The violence that our police and court reporters see on a daily basis has its tentacles in all areas of society. It is a crisis.
A seemingly never-ending stream of sex crimes and assaults, thefts and bad behaviour wend their way through the Bendigo Magistrate's Court system.
I've had numerous, soul searching conversations with journalists about how we cover what are nearly always difficult cases.
Who we name, who we don't. How we protect victims but name the perpetrators knowing the reporting is a deterrent not only to those convicted but to others lurking in the shadows.
The men (and they are largely men) who put their partners in hospital by walking through AVOs, who rape women they claim to love, who abuse children in their care (or friends of their children), who kill women.
The abusers never "look" like monsters.
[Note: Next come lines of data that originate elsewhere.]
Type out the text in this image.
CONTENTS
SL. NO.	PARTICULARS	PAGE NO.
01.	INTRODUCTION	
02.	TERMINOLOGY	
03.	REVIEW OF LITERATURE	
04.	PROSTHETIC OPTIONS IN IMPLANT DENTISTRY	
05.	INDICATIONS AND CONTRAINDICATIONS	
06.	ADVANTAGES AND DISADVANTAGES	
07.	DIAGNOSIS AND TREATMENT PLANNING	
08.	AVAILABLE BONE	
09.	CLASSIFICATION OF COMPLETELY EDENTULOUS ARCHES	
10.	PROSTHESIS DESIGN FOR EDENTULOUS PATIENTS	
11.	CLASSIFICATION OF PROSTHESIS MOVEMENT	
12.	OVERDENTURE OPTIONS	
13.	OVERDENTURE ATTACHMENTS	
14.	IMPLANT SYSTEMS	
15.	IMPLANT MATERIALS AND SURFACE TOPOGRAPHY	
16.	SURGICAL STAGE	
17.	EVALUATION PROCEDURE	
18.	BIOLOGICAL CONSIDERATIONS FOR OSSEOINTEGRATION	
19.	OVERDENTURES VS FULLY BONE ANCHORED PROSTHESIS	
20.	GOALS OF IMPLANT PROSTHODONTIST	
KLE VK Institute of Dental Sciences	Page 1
They could be a person in the line with you at the supermarket, somebody you say hello to on the bus, the guy who looks like your kindly elderly uncle.
The very ordinariness of them makes their crimes all the more appalling. You can't spot them in a crowd. You can't easily single them out.
So how do we deter them from becoming recidivists and stop others from following in their footsteps? That's at the heart of much of our soul-searching.
Perhaps it starts with just one person standing up. And then another. And another.
Half a century ago my father walked away from a group of friends because they spoke about their wives and partners with zero respect. He's still calling out that bad behaviour to this day.
There are many men and women who stand beside him in fighting that good fight.
That gives hope to us all that lasting change can come.